In order for Sandi Autin to be held liable, the plaintiffs must allege facts sufficient to prove that Autin exercised gross negligence or recklessness in the performance of her obligation to render medical care to Christian Bush. See La. R.S. 40:1233; La. R.S. 37:1732; La. R.S. 9:2798.1. There is no evidence from which a reasonable jury could find that Sandi Autin was grossly negligent or reckless in the discharge of her duties as an EMT-B. Reckless disregard connotes conduct more severe than negligent behavior. Lenard v. Dilley, 01-1522 (La. 1/15/02), 805 So.2d 175, 180. Reckless disregard is, in effect, gross negligence. Id. As discussed above, gross negligence has been defined by the Supreme Court of Louisiana as "the want of even slight care and diligence. It is the want of that diligence which even careless men are accustomed to exercise." Id. The facts show that EMT Autin conducted a medical screen of Christian Bush on the morning of April 29,2008. That same morning, Autin faxed a request for medical records on behalf of Bush, to his local pharmacy, Pearl Clinic, in Mississippi and also followed up on this request with a phone call just a few hours later. No reasonable jury could find that Sandi Autin was reckless or grossly negligent in the performance of her duties, as set forth by accepted standards of EMT-B personnel and the internal practices in place at LaFourche Parish Detention Center.
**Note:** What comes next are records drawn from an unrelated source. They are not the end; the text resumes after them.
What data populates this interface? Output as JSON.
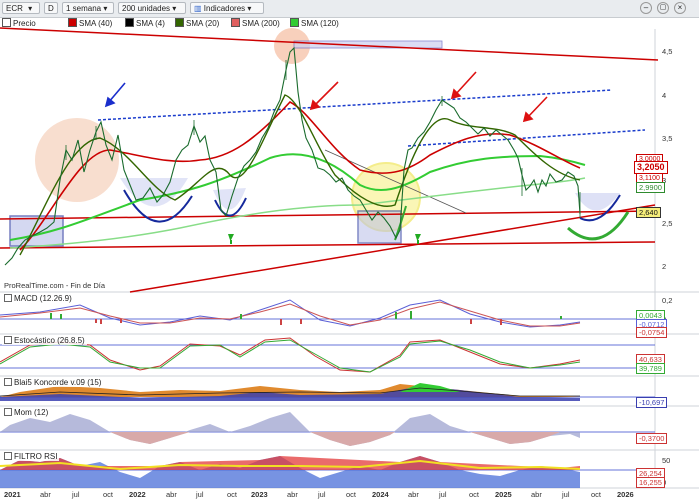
{
  "toolbar": {
    "symbol": "ECR",
    "symbol_icon": "chevron-down-icon",
    "exchange": "D",
    "period": "1 semana",
    "units": "200 unidades",
    "indicators": "Indicadores",
    "window_buttons": [
      "minimize-icon",
      "maximize-icon",
      "close-icon"
    ]
  },
  "legend": [
    {
      "label": "Precio",
      "color": "#ffffff"
    },
    {
      "label": "SMA (40)",
      "color": "#cc0000"
    },
    {
      "label": "SMA (4)",
      "color": "#000000"
    },
    {
      "label": "SMA (20)",
      "color": "#336600"
    },
    {
      "label": "SMA (200)",
      "color": "#e06060"
    },
    {
      "label": "SMA (120)",
      "color": "#33cc33"
    }
  ],
  "price_axis": {
    "ticks": [
      "4,5",
      "4",
      "3,5",
      "3",
      "2,5",
      "2"
    ]
  },
  "price_boxes": {
    "red_top": "3,0000",
    "main": "3,2050",
    "red_mid": "3,1100",
    "green": "2,9900",
    "yellow": "2,640"
  },
  "footer": "ProRealTime.com - Fin de Día",
  "panels": {
    "macd": {
      "label": "MACD (12.26.9)",
      "ticks": [
        "0,2",
        "0",
        "-0,2"
      ],
      "values": [
        "0,0043",
        "-0,0712",
        "-0,0754"
      ]
    },
    "stoch": {
      "label": "Estocástico (26.8.5)",
      "values": [
        "40,633",
        "39,789"
      ]
    },
    "blai5": {
      "label": "Blai5 Koncorde v.09 (15)",
      "values": [
        "-10,697"
      ]
    },
    "mom": {
      "label": "Mom (12)",
      "values": [
        "-0,3700"
      ]
    },
    "rsi": {
      "label": "FILTRO RSI",
      "ticks": [
        "50",
        "0"
      ],
      "values": [
        "26,254",
        "16,255"
      ]
    }
  },
  "x_axis": [
    {
      "label": "2021",
      "bold": true
    },
    {
      "label": "abr",
      "bold": false
    },
    {
      "label": "jul",
      "bold": false
    },
    {
      "label": "oct",
      "bold": false
    },
    {
      "label": "2022",
      "bold": true
    },
    {
      "label": "abr",
      "bold": false
    },
    {
      "label": "jul",
      "bold": false
    },
    {
      "label": "oct",
      "bold": false
    },
    {
      "label": "2023",
      "bold": true
    },
    {
      "label": "abr",
      "bold": false
    },
    {
      "label": "jul",
      "bold": false
    },
    {
      "label": "oct",
      "bold": false
    },
    {
      "label": "2024",
      "bold": true
    },
    {
      "label": "abr",
      "bold": false
    },
    {
      "label": "jul",
      "bold": false
    },
    {
      "label": "oct",
      "bold": false
    },
    {
      "label": "2025",
      "bold": true
    },
    {
      "label": "abr",
      "bold": false
    },
    {
      "label": "jul",
      "bold": false
    },
    {
      "label": "oct",
      "bold": false
    },
    {
      "label": "2026",
      "bold": true
    }
  ],
  "colors": {
    "up": "#2e8b57",
    "down": "#b22222",
    "trend": "#cc0000",
    "channel": "#1a3ccc"
  }
}
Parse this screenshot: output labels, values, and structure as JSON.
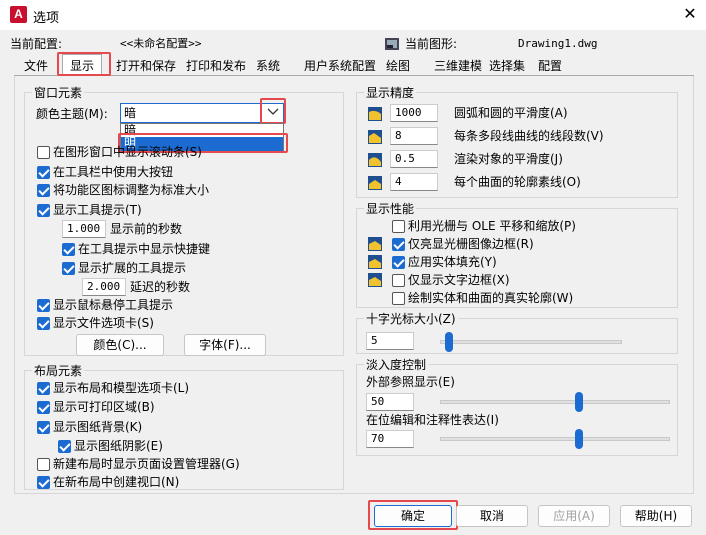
{
  "window": {
    "title": "选项"
  },
  "header": {
    "current_profile_label": "当前配置:",
    "current_profile_value": "<<未命名配置>>",
    "current_drawing_label": "当前图形:",
    "current_drawing_value": "Drawing1.dwg"
  },
  "tabs": [
    "文件",
    "显示",
    "打开和保存",
    "打印和发布",
    "系统",
    "用户系统配置",
    "绘图",
    "三维建模",
    "选择集",
    "配置"
  ],
  "window_elements": {
    "title": "窗口元素",
    "color_theme_label": "颜色主题(M):",
    "color_theme_value": "暗",
    "dropdown_options": [
      "暗",
      "明"
    ],
    "scrollbars_label": "在图形窗口中显示滚动条(S)",
    "large_buttons_label": "在工具栏中使用大按钮",
    "resize_ribbon_label": "将功能区图标调整为标准大小",
    "tooltips_label": "显示工具提示(T)",
    "delay_value": "1.000",
    "delay_label": "显示前的秒数",
    "shortcut_keys_label": "在工具提示中显示快捷键",
    "extended_tooltips_label": "显示扩展的工具提示",
    "extended_delay_value": "2.000",
    "extended_delay_label": "延迟的秒数",
    "rollover_label": "显示鼠标悬停工具提示",
    "file_tabs_label": "显示文件选项卡(S)",
    "colors_button": "颜色(C)...",
    "fonts_button": "字体(F)..."
  },
  "layout_elements": {
    "title": "布局元素",
    "layout_tabs_label": "显示布局和模型选项卡(L)",
    "printable_area_label": "显示可打印区域(B)",
    "paper_background_label": "显示图纸背景(K)",
    "paper_shadow_label": "显示图纸阴影(E)",
    "page_setup_label": "新建布局时显示页面设置管理器(G)",
    "create_viewport_label": "在新布局中创建视口(N)"
  },
  "display_resolution": {
    "title": "显示精度",
    "arc_smoothness_value": "1000",
    "arc_smoothness_label": "圆弧和圆的平滑度(A)",
    "polyline_segments_value": "8",
    "polyline_segments_label": "每条多段线曲线的线段数(V)",
    "render_smoothness_value": "0.5",
    "render_smoothness_label": "渲染对象的平滑度(J)",
    "contour_lines_value": "4",
    "contour_lines_label": "每个曲面的轮廓素线(O)"
  },
  "display_performance": {
    "title": "显示性能",
    "raster_pan_label": "利用光栅与 OLE 平移和缩放(P)",
    "highlight_raster_label": "仅亮显光栅图像边框(R)",
    "solid_fill_label": "应用实体填充(Y)",
    "text_frame_label": "仅显示文字边框(X)",
    "true_silhouettes_label": "绘制实体和曲面的真实轮廓(W)"
  },
  "crosshair": {
    "title": "十字光标大小(Z)",
    "value": "5",
    "level": 0.05
  },
  "fade_control": {
    "title": "淡入度控制",
    "xref_label": "外部参照显示(E)",
    "xref_value": "50",
    "xref_level": 0.5,
    "inplace_label": "在位编辑和注释性表达(I)",
    "inplace_value": "70",
    "inplace_level": 0.5
  },
  "buttons": {
    "ok": "确定",
    "cancel": "取消",
    "apply": "应用(A)",
    "help": "帮助(H)"
  },
  "colors": {
    "accent": "#1c6bd1",
    "highlight_box": "#e5484d"
  }
}
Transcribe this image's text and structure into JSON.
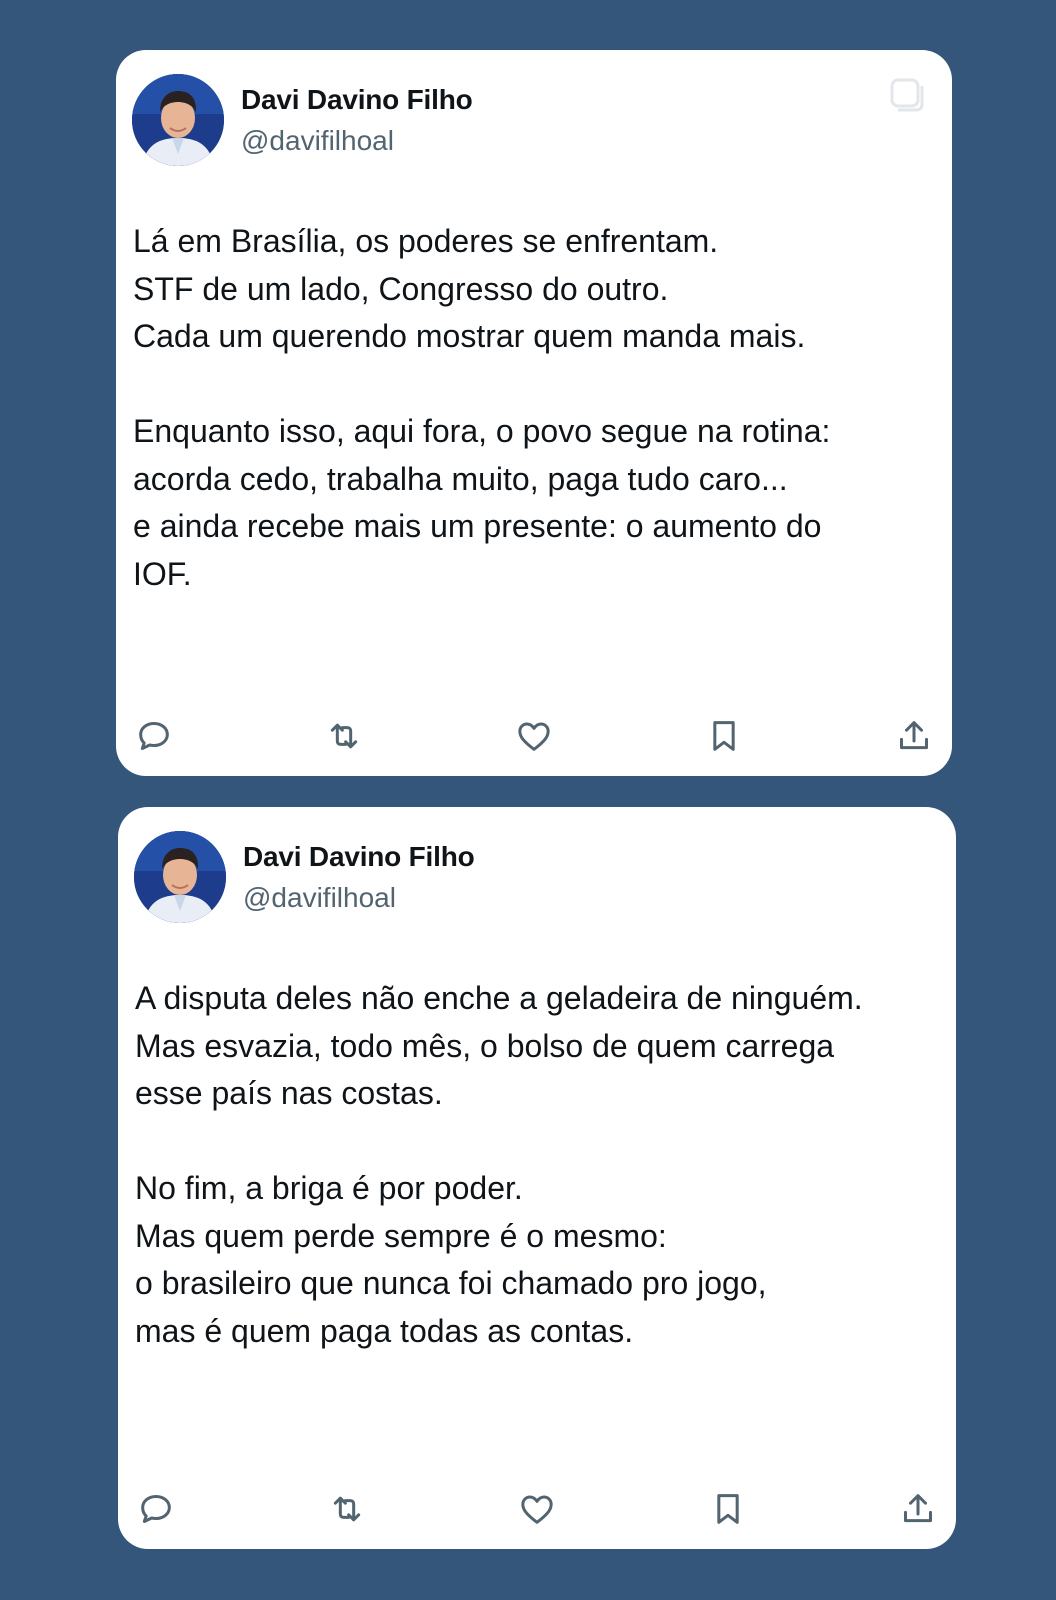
{
  "background_color": "#34567a",
  "text_color": "#0f1419",
  "secondary_text_color": "#536471",
  "icons": {
    "copy": "copy-icon",
    "reply": "reply-icon",
    "retweet": "retweet-icon",
    "like": "heart-icon",
    "bookmark": "bookmark-icon",
    "share": "share-icon"
  },
  "tweets": [
    {
      "author": {
        "name": "Davi Davino Filho",
        "handle": "@davifilhoal"
      },
      "paragraphs": [
        "Lá em Brasília, os poderes se enfrentam.\nSTF de um lado, Congresso do outro.\nCada um querendo mostrar quem manda mais.",
        "Enquanto isso, aqui fora, o povo segue na rotina:\nacorda cedo, trabalha muito, paga tudo caro...\ne ainda recebe mais um presente: o aumento do\nIOF."
      ]
    },
    {
      "author": {
        "name": "Davi Davino Filho",
        "handle": "@davifilhoal"
      },
      "paragraphs": [
        "A disputa deles não enche a geladeira de ninguém.\nMas esvazia, todo mês, o bolso de quem carrega\nesse país nas costas.",
        "No fim, a briga é por poder.\nMas quem perde sempre é o mesmo:\no brasileiro que nunca foi chamado pro jogo,\nmas é quem paga todas as contas."
      ]
    }
  ]
}
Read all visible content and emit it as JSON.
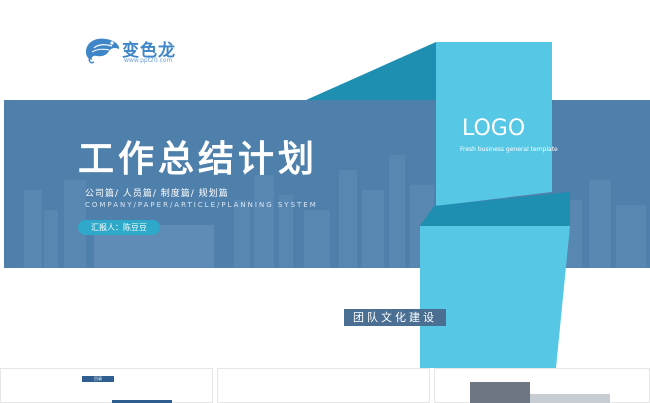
{
  "brand": {
    "name": "变色龙",
    "url": "www.ppt20.com",
    "logo_icon": "chameleon-icon",
    "color": "#3f86c8"
  },
  "slide": {
    "title": "工作总结计划",
    "subtitle": "公司篇/  人员篇/  制度篇/  规划篇",
    "subtitle_en": "COMPANY/PAPER/ARTICLE/PLANNING SYSTEM",
    "reporter": "汇报人：陈豆豆",
    "logo_word": "LOGO",
    "logo_sub": "Fresh business general template",
    "team_label": "团队文化建设"
  },
  "thumbnails": {
    "first_tag": "目录"
  },
  "colors": {
    "banner": "#4f7fab",
    "ribbon_light": "#56c8e6",
    "ribbon_dark": "#1e8fb0",
    "accent": "#2fa9c9"
  }
}
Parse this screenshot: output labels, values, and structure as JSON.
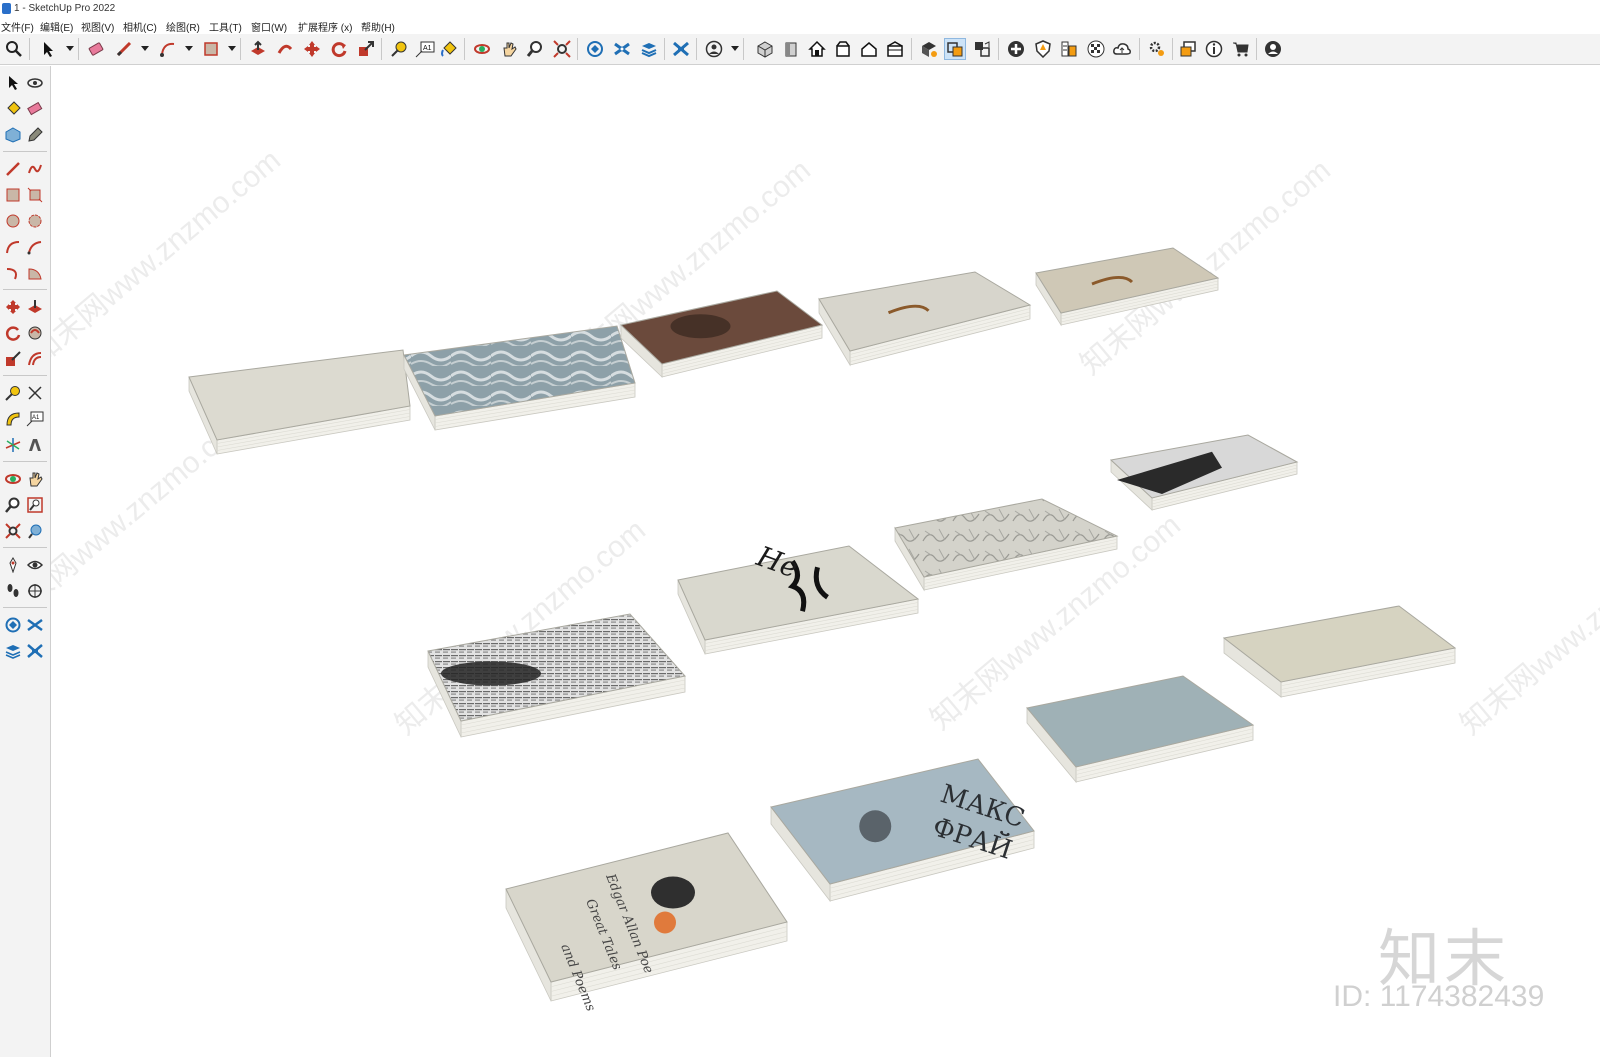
{
  "window": {
    "title": "1 - SketchUp Pro 2022"
  },
  "menu": [
    "文件(F)",
    "编辑(E)",
    "视图(V)",
    "相机(C)",
    "绘图(R)",
    "工具(T)",
    "窗口(W)",
    "扩展程序 (x)",
    "帮助(H)"
  ],
  "toolbar": {
    "tools": [
      {
        "name": "zoom-icon"
      },
      {
        "name": "select-icon"
      },
      {
        "name": "eraser-icon"
      },
      {
        "name": "line-icon"
      },
      {
        "name": "arc-icon"
      },
      {
        "name": "rectangle-icon"
      },
      {
        "name": "push-pull-icon"
      },
      {
        "name": "follow-me-icon"
      },
      {
        "name": "move-icon"
      },
      {
        "name": "rotate-icon"
      },
      {
        "name": "scale-icon"
      },
      {
        "name": "tape-measure-icon"
      },
      {
        "name": "text-icon"
      },
      {
        "name": "paint-bucket-icon"
      },
      {
        "name": "orbit-icon"
      },
      {
        "name": "pan-icon"
      },
      {
        "name": "zoom-tool-icon"
      },
      {
        "name": "zoom-extents-icon"
      },
      {
        "name": "warehouse-icon"
      },
      {
        "name": "sandbox-icon"
      },
      {
        "name": "layers-icon"
      },
      {
        "name": "section-icon"
      },
      {
        "name": "user-icon"
      },
      {
        "name": "iso-view-icon"
      },
      {
        "name": "front-view-icon"
      },
      {
        "name": "home-icon"
      },
      {
        "name": "top-view-icon"
      },
      {
        "name": "house-icon"
      },
      {
        "name": "back-view-icon"
      },
      {
        "name": "component-icon"
      },
      {
        "name": "solid-icon"
      },
      {
        "name": "scene-icon"
      },
      {
        "name": "add-location-icon"
      },
      {
        "name": "shield-icon"
      },
      {
        "name": "style-icon"
      },
      {
        "name": "checker-icon"
      },
      {
        "name": "cloud-icon"
      },
      {
        "name": "settings-icon"
      },
      {
        "name": "window-icon"
      },
      {
        "name": "info-icon"
      },
      {
        "name": "cart-icon"
      },
      {
        "name": "account-icon"
      }
    ],
    "text_tool_label": "A1"
  },
  "left_toolbar": {
    "text_label": "A1"
  },
  "scene": {
    "books": [
      {
        "label": "book-plain-cream-1",
        "cover": "#dcdad0",
        "pattern": "plain"
      },
      {
        "label": "book-marble-blue",
        "cover": "#8fa3ab",
        "pattern": "marble"
      },
      {
        "label": "book-brown-photo",
        "cover": "#6b4a3c",
        "pattern": "photo"
      },
      {
        "label": "book-grey-ink",
        "cover": "#d7d5cc",
        "pattern": "ink"
      },
      {
        "label": "book-beige-ink",
        "cover": "#cfc8b6",
        "pattern": "ink"
      },
      {
        "label": "book-bw-photo",
        "cover": "#d8d8d8",
        "pattern": "bw"
      },
      {
        "label": "book-sketch",
        "cover": "#d2d0c8",
        "pattern": "sketch"
      },
      {
        "label": "book-calligraphy",
        "cover": "#d9d8ce",
        "pattern": "calligraphy"
      },
      {
        "label": "book-newspaper",
        "cover": "#dcdcdc",
        "pattern": "newspaper"
      },
      {
        "label": "book-plain-cream-2",
        "cover": "#d6d3c1",
        "pattern": "plain"
      },
      {
        "label": "book-plain-blue",
        "cover": "#9fb1b6",
        "pattern": "plain"
      },
      {
        "label": "book-maks-frai",
        "cover": "#a6b8c2",
        "pattern": "cyrillic"
      },
      {
        "label": "book-poe",
        "cover": "#d8d6cb",
        "pattern": "poe"
      }
    ],
    "cover_text": {
      "maks": "МАКС",
      "frai": "ФРАЙ",
      "ne_pr": "Не",
      "poe_line1": "Edgar Allan Poe",
      "poe_line2": "Great Tales",
      "poe_line3": "and Poems"
    }
  },
  "watermark": {
    "logo": "知末",
    "id_text": "ID: 1174382439",
    "diag_text": "知末网www.znzmo.com"
  }
}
Because the Court finds that the plaintiffs have failed to prove deliberate indifference on behalf of any named defendant, we need not reach the issue of qualified immunity.
CONCLUSION
For the foregoing reasons, all Defendants are entitled to judgment as a matter of law as to the 42 U.S.C. § 1983 claims for deliberate indifference, and Defendant Sandi Autin is entitled to judgment as a matter of law on all claims. Plaintiffs' claims against Sandi Autin, as well as all claims under 42 U.S.C. § 1983 against LaFourche Parish Ambulance District No. 1, Sheriff Craig Webre and Warden Cortrell Davis are hereby ________ WITH PREJUDICE. It is SO ORDERED, in New Orleans, Louisiana, this 26 day of January, 2012.